Add metadata.schema.ignored-keyspaces option, and ignore all system keyspaces by default
The token map is often a source of memory issues with large clusters. The refreshed-keyspaces configuration option can help, but it's opt-in, the driver loads everything by default. It would be better to take a more proactive approach.
It's probably safe to assume that applications don't usually need metadata about system keyspaces. So one thing we could do is ignore them by default. We need a new option that is the opposite of refreshed-keyspaces, proposed name: advanced.metadata.schema.ignored-keyspaces. By default it should be set to every system keyspace in Cassandra and DSE.
If a keyspace is present in both refreshed-keyspaces and ignored-keyspaces, we should include it, but log a warning.

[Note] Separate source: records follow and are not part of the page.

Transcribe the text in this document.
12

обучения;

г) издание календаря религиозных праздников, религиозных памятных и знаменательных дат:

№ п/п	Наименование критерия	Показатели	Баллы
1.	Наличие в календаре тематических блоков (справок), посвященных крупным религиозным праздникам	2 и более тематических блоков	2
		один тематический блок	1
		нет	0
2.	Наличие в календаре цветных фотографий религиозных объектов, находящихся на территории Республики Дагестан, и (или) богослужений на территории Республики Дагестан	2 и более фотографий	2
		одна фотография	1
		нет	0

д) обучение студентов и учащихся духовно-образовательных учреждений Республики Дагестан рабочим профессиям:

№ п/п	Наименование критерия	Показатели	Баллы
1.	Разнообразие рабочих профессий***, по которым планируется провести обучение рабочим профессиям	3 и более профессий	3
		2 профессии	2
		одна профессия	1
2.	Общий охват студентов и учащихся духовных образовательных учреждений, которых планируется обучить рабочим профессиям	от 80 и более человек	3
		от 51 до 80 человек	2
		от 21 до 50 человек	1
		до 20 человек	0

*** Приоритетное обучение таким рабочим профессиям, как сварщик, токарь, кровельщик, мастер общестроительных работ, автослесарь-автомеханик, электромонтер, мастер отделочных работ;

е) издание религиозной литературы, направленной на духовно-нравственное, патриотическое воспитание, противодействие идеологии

From an implementation perspective, I don't think we can handle excludes in the WHERE clause like we do for includes. But we can filter on the client side, possibly in CassandraSchemaRows.Builder.
For refreshed_keyspaces I'd like to keep the server-side filtering in order to avoid fetching too much data
Hrmm I don't like the asymmetry of having patterns on one side and not the other... OK, I'll allow it, but I'll add a recommendation in the docs to prefer name inclusions if possible.
No. One risk is that the pattern could be too eager, but with something like system, system_.* and dse_.* it should be pretty safe.
For refreshed_keyspaces I'd like to keep the server-side filtering in order to avoid fetching too much data.
That wouldn’t future-proof the token map against more system keyspaces that could be added in the future, would it?
It's an exclusion, we can add all the names that have ever existed.
By default it should be set to every system keyspace in Cassandra and DSE.
The exact contents and names of system keyspaces evolved across C* versions (e.g. system_schema appeared in C* 3.0).
I think it would be safer and more future-proof to introduce the ability to filter by regular expressions, that is, ignored-keyspaces = [ “system.*” ].
I’d also add that ability to refreshed-keyspaces for consistency. However in this case I guess all the filtering will have to be done client-side.